THE Commission of Taxation report has called for an end to tax relief for trade union subscriptions suggesting that membership is more likely to be a condition of employment rather than taken for €70 tax credit purposes.
As part of the commission’s wide-reaching blueprint for the reform of Ireland’s tax framework they also propose the discontinuation of PRSI exemption for employee share options.
The commission have said, however, that the tax-free status of employee share ownership trusts (ESOTs) should remain, on account that they “play a role in the modernisation and privatisation of State-controlled businesses.”
On the subject of employee tax credits (ETCs), or the PAYE tax credit, the commission has concluded that it should be extended to the self-employed rather than just PAYE workers mainly on account of the self-employed having to pay preliminary tax for a year of assessment before the end of that year and are likely to have higher compliance costs than the majority of the PAYE sector.
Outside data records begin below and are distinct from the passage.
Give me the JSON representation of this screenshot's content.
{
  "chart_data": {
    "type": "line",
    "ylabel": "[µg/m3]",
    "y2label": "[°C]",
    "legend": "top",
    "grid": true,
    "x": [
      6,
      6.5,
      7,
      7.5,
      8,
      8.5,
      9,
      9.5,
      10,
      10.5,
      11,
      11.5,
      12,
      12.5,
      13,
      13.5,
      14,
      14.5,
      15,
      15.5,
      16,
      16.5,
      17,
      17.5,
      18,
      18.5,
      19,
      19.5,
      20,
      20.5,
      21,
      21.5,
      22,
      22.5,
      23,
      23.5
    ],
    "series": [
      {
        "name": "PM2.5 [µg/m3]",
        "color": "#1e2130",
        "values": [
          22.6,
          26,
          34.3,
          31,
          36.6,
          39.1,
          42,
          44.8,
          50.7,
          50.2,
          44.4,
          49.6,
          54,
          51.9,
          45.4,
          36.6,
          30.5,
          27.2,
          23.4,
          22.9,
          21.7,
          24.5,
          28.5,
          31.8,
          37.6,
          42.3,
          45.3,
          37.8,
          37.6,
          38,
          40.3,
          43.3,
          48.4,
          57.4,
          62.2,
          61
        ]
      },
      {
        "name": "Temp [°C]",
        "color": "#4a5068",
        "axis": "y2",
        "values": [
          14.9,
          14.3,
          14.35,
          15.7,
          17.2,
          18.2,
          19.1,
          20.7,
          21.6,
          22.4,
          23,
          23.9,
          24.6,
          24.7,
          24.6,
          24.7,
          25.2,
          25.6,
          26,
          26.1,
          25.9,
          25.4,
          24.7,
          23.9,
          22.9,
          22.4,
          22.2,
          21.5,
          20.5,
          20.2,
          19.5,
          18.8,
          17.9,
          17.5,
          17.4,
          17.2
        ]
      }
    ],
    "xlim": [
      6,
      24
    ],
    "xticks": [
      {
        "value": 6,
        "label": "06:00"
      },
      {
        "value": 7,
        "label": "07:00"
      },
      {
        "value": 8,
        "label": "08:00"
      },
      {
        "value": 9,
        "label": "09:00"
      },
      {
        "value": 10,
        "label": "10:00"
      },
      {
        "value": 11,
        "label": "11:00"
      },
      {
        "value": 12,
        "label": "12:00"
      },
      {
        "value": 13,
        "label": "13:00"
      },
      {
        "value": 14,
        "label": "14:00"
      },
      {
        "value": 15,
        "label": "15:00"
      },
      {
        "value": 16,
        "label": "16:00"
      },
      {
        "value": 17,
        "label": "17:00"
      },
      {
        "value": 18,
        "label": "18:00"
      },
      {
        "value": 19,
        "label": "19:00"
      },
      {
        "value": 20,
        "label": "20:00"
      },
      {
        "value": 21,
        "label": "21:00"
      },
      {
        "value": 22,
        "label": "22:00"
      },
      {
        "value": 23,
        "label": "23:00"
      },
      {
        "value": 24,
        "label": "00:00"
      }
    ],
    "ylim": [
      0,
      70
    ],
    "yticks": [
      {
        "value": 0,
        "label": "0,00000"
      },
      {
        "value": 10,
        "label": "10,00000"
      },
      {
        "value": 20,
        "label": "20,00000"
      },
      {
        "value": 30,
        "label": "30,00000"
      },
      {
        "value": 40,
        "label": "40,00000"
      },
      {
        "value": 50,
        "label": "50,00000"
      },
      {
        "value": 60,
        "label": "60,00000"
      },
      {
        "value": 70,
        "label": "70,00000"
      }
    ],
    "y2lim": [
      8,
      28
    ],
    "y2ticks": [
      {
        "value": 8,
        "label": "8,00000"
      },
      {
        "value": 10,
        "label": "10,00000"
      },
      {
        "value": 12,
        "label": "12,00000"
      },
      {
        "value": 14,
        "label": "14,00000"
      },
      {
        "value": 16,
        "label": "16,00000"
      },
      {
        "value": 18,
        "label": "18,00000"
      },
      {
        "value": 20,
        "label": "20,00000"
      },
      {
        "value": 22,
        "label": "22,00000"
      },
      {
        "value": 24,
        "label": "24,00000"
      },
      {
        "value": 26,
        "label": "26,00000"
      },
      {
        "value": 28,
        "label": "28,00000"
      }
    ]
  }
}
Meanwhile, the commission have concluded that the Government could net upwards of €70 million a year in tax if it were to totally discontinue its artist’s exemption rule.
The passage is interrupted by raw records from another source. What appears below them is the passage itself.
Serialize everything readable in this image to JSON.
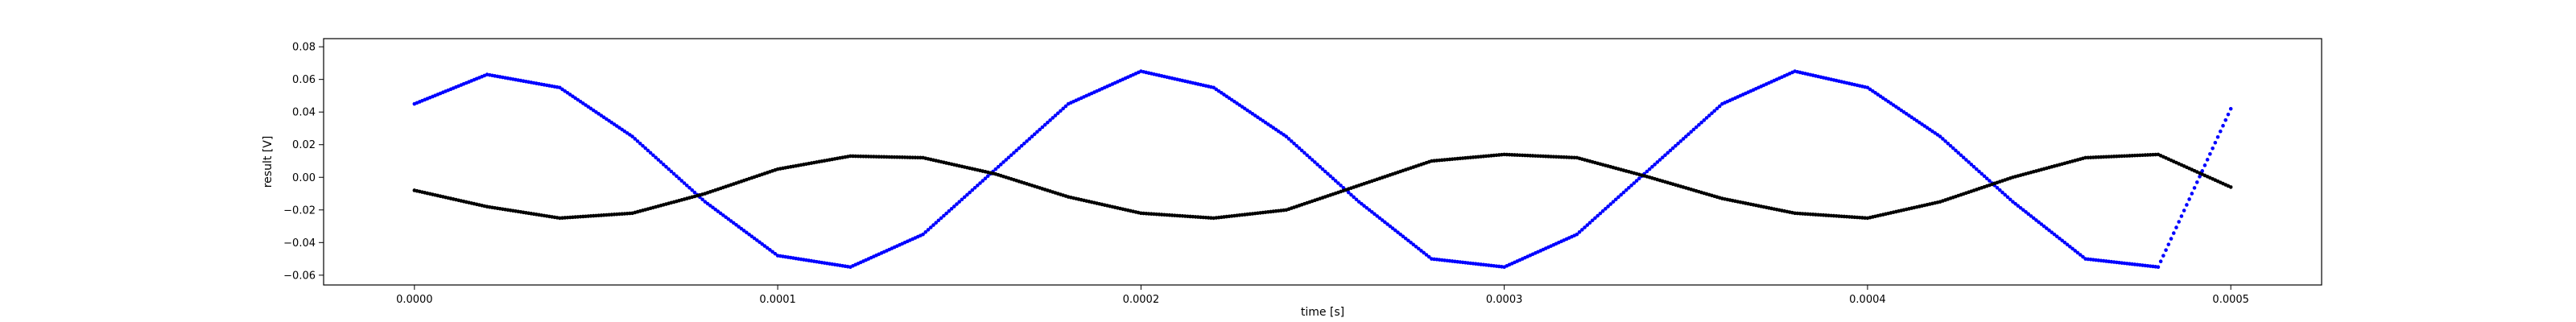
{
  "chart_data": {
    "type": "scatter",
    "title": "",
    "xlabel": "time [s]",
    "ylabel": "result [V]",
    "xlim": [
      -2.5e-05,
      0.000525
    ],
    "ylim": [
      -0.066,
      0.085
    ],
    "grid": false,
    "xticks": [
      {
        "value": 0.0,
        "label": "0.0000"
      },
      {
        "value": 0.0001,
        "label": "0.0001"
      },
      {
        "value": 0.0002,
        "label": "0.0002"
      },
      {
        "value": 0.0003,
        "label": "0.0003"
      },
      {
        "value": 0.0004,
        "label": "0.0004"
      },
      {
        "value": 0.0005,
        "label": "0.0005"
      }
    ],
    "yticks": [
      {
        "value": -0.06,
        "label": "−0.06"
      },
      {
        "value": -0.04,
        "label": "−0.04"
      },
      {
        "value": -0.02,
        "label": "−0.02"
      },
      {
        "value": 0.0,
        "label": "0.00"
      },
      {
        "value": 0.02,
        "label": "0.02"
      },
      {
        "value": 0.04,
        "label": "0.04"
      },
      {
        "value": 0.06,
        "label": "0.06"
      },
      {
        "value": 0.08,
        "label": "0.08"
      }
    ],
    "series": [
      {
        "color": "#0000ff",
        "marker": "dot",
        "x": [
          0.0,
          2e-05,
          4e-05,
          6e-05,
          8e-05,
          0.0001,
          0.00012,
          0.00014,
          0.00016,
          0.00018,
          0.0002,
          0.00022,
          0.00024,
          0.00026,
          0.00028,
          0.0003,
          0.00032,
          0.00034,
          0.00036,
          0.00038,
          0.0004,
          0.00042,
          0.00044,
          0.00046,
          0.00048,
          0.0005
        ],
        "y": [
          0.045,
          0.063,
          0.055,
          0.025,
          -0.015,
          -0.048,
          -0.055,
          -0.035,
          0.005,
          0.045,
          0.065,
          0.055,
          0.025,
          -0.015,
          -0.05,
          -0.055,
          -0.035,
          0.005,
          0.045,
          0.065,
          0.055,
          0.025,
          -0.015,
          -0.05,
          -0.055,
          0.042
        ]
      },
      {
        "color": "#000000",
        "marker": "dot",
        "x": [
          0.0,
          2e-05,
          4e-05,
          6e-05,
          8e-05,
          0.0001,
          0.00012,
          0.00014,
          0.00016,
          0.00018,
          0.0002,
          0.00022,
          0.00024,
          0.00026,
          0.00028,
          0.0003,
          0.00032,
          0.00034,
          0.00036,
          0.00038,
          0.0004,
          0.00042,
          0.00044,
          0.00046,
          0.00048,
          0.0005
        ],
        "y": [
          -0.008,
          -0.018,
          -0.025,
          -0.022,
          -0.01,
          0.005,
          0.013,
          0.012,
          0.002,
          -0.012,
          -0.022,
          -0.025,
          -0.02,
          -0.005,
          0.01,
          0.014,
          0.012,
          0.0,
          -0.013,
          -0.022,
          -0.025,
          -0.015,
          0.0,
          0.012,
          0.014,
          -0.006
        ]
      }
    ]
  }
}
That forecasted figure is largely based on most recent estimates, from 2006, which calculated that the amount of income tax waived from money earned from artistic works totalled around €66m per year.
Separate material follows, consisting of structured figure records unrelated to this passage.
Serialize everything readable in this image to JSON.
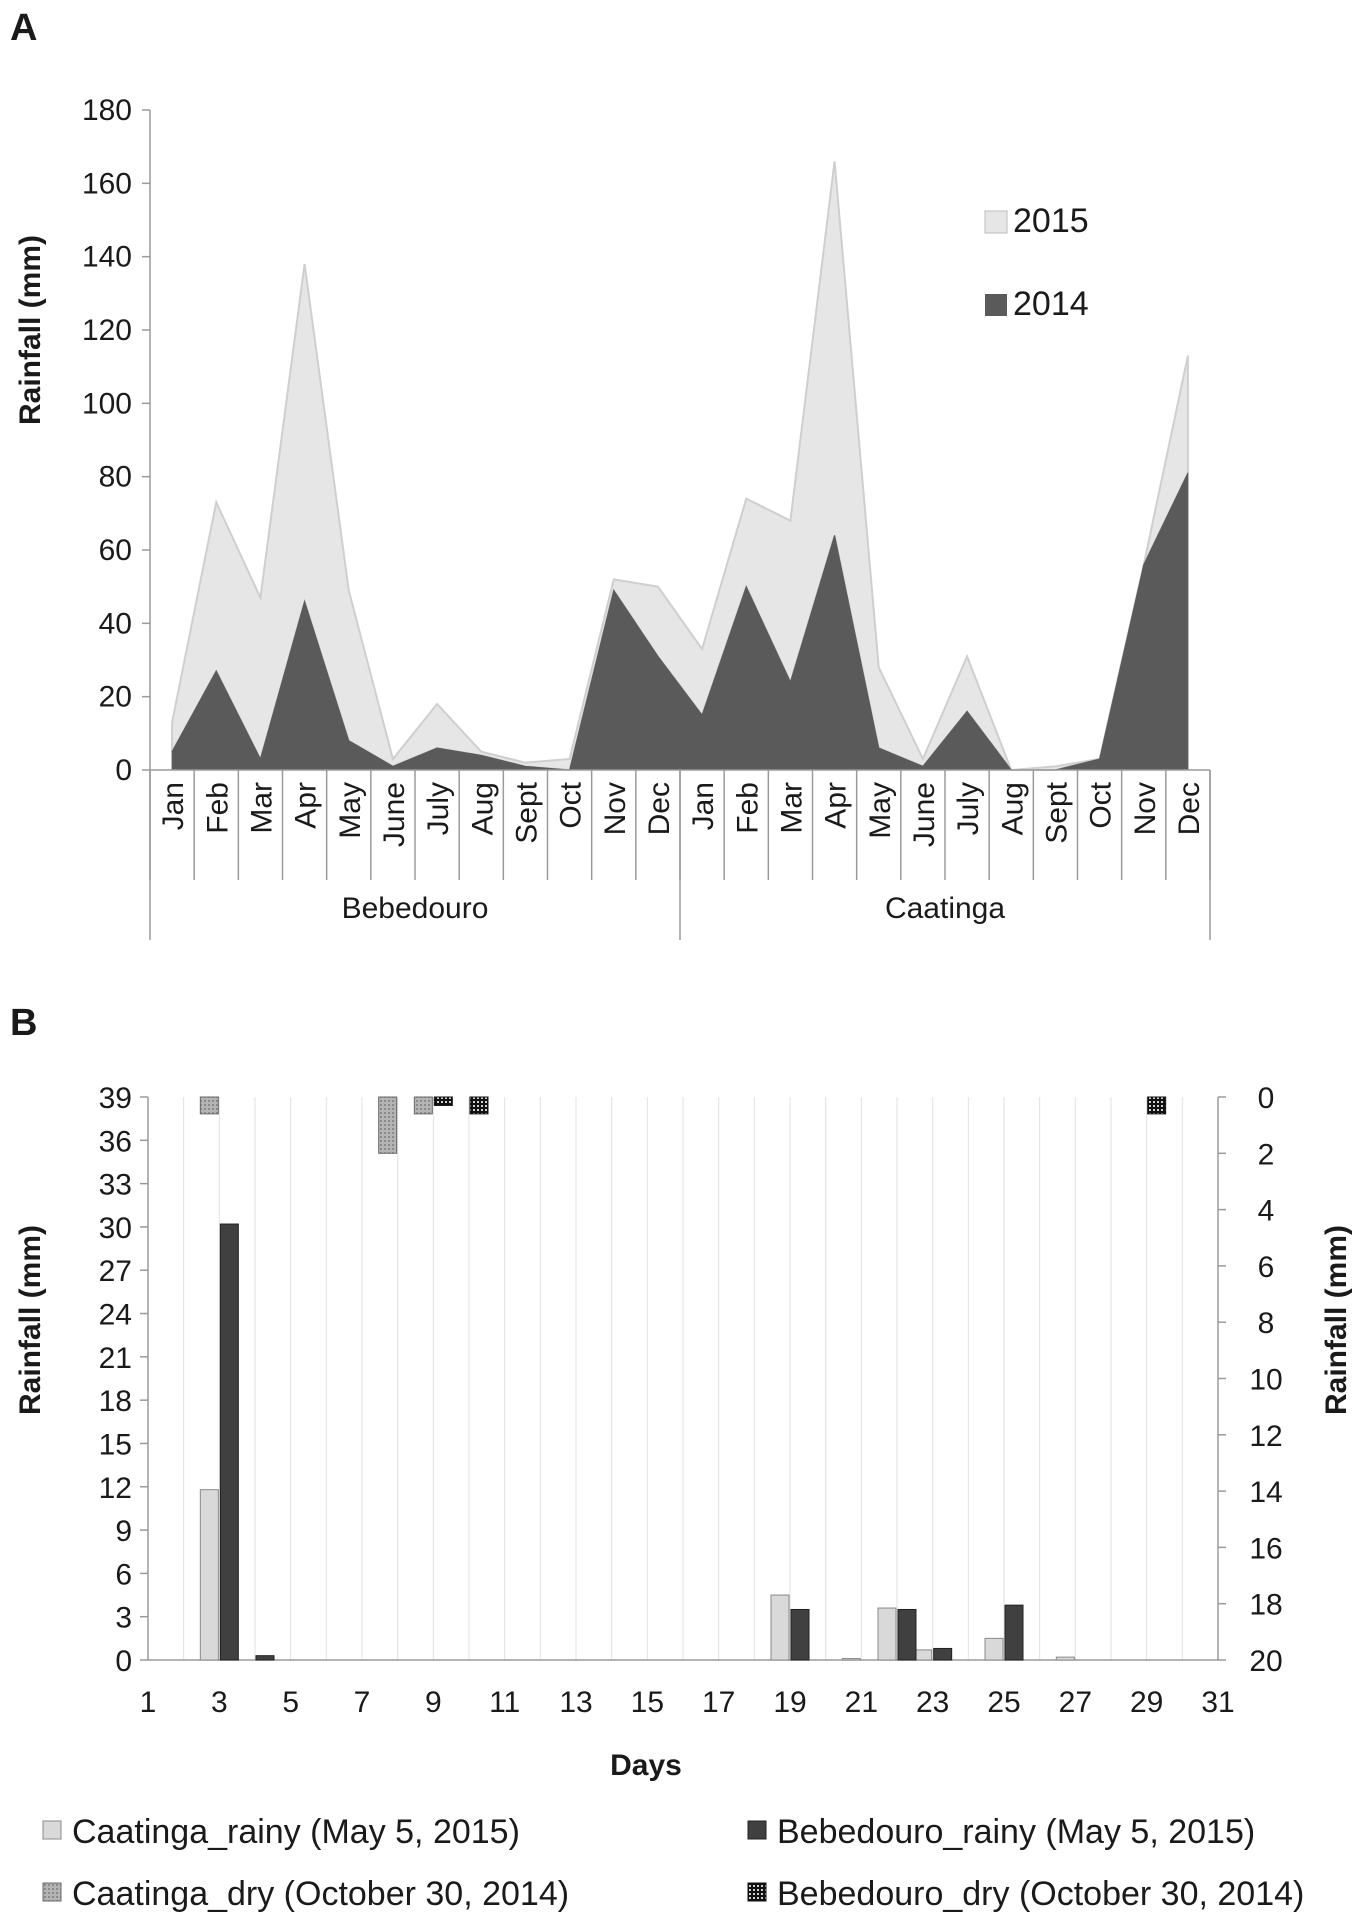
{
  "chart_data": [
    {
      "panel": "A",
      "type": "area",
      "stacked": true,
      "ylabel": "Rainfall (mm)",
      "ylim": [
        0,
        180
      ],
      "ytick_step": 20,
      "groups": [
        {
          "name": "Bebedouro",
          "months": [
            "Jan",
            "Feb",
            "Mar",
            "Apr",
            "May",
            "June",
            "July",
            "Aug",
            "Sept",
            "Oct",
            "Nov",
            "Dec"
          ]
        },
        {
          "name": "Caatinga",
          "months": [
            "Jan",
            "Feb",
            "Mar",
            "Apr",
            "May",
            "June",
            "July",
            "Aug",
            "Sept",
            "Oct",
            "Nov",
            "Dec"
          ]
        }
      ],
      "series": [
        {
          "name": "2014",
          "color": "#5a5a5a",
          "values": [
            5,
            27,
            3,
            46,
            8,
            1,
            6,
            4,
            1,
            0,
            49,
            31,
            15,
            50,
            24,
            64,
            6,
            1,
            16,
            0,
            0,
            3,
            56,
            81
          ]
        },
        {
          "name": "2015",
          "color": "#e6e6e6",
          "values": [
            8,
            46,
            44,
            92,
            41,
            2,
            12,
            1,
            1,
            3,
            3,
            19,
            18,
            24,
            44,
            102,
            22,
            2,
            15,
            0,
            1,
            0,
            0,
            32
          ]
        }
      ],
      "legend": [
        "2015",
        "2014"
      ],
      "legend_position": "top-right"
    },
    {
      "panel": "B",
      "type": "bar",
      "xlabel": "Days",
      "ylabel": "Rainfall (mm)",
      "ylabel_right": "Rainfall (mm)",
      "x_days": 31,
      "xticks": [
        1,
        3,
        5,
        7,
        9,
        11,
        13,
        15,
        17,
        19,
        21,
        23,
        25,
        27,
        29,
        31
      ],
      "ylim_left": [
        0,
        39
      ],
      "yticks_left": [
        0,
        3,
        6,
        9,
        12,
        15,
        18,
        21,
        24,
        27,
        30,
        33,
        36,
        39
      ],
      "ylim_right": [
        0,
        20
      ],
      "yticks_right": [
        0,
        2,
        4,
        6,
        8,
        10,
        12,
        14,
        16,
        18,
        20
      ],
      "right_axis_inverted": true,
      "series": [
        {
          "name": "Caatinga_rainy (May 5, 2015)",
          "axis": "left",
          "color": "#d9d9d9",
          "pattern": "none",
          "points": [
            {
              "day": 3,
              "value": 11.8
            },
            {
              "day": 19,
              "value": 4.5
            },
            {
              "day": 21,
              "value": 0.1
            },
            {
              "day": 22,
              "value": 3.6
            },
            {
              "day": 23,
              "value": 0.7
            },
            {
              "day": 25,
              "value": 1.5
            },
            {
              "day": 27,
              "value": 0.2
            }
          ]
        },
        {
          "name": "Bebedouro_rainy (May 5, 2015)",
          "axis": "left",
          "color": "#404040",
          "pattern": "none",
          "points": [
            {
              "day": 3,
              "value": 30.2
            },
            {
              "day": 4,
              "value": 0.3
            },
            {
              "day": 19,
              "value": 3.5
            },
            {
              "day": 22,
              "value": 3.5
            },
            {
              "day": 23,
              "value": 0.8
            },
            {
              "day": 25,
              "value": 3.8
            }
          ]
        },
        {
          "name": "Caatinga_dry (October 30, 2014)",
          "axis": "right",
          "color": "#a8a8a8",
          "pattern": "dots-light",
          "points": [
            {
              "day": 3,
              "value": 0.6
            },
            {
              "day": 8,
              "value": 2.0
            },
            {
              "day": 9,
              "value": 0.6
            }
          ]
        },
        {
          "name": "Bebedouro_dry (October 30, 2014)",
          "axis": "right",
          "color": "#2b2b2b",
          "pattern": "dots-dark",
          "points": [
            {
              "day": 9,
              "value": 0.3
            },
            {
              "day": 10,
              "value": 0.6
            },
            {
              "day": 29,
              "value": 0.6
            }
          ]
        }
      ],
      "legend_position": "bottom"
    }
  ]
}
However, since then, artists earning more than €250,000 a year from their work are liable for tax.
The report said the exemption is of no benefit to artists whose income doesn’t reach the taxable threshold.
“While the tax exemption may have created an environment in which the arts can flourish, considerations of equity and efficiency outweigh this factor and, accordingly, we recommend that the exemption be discontinued,” the commission said in its proposals.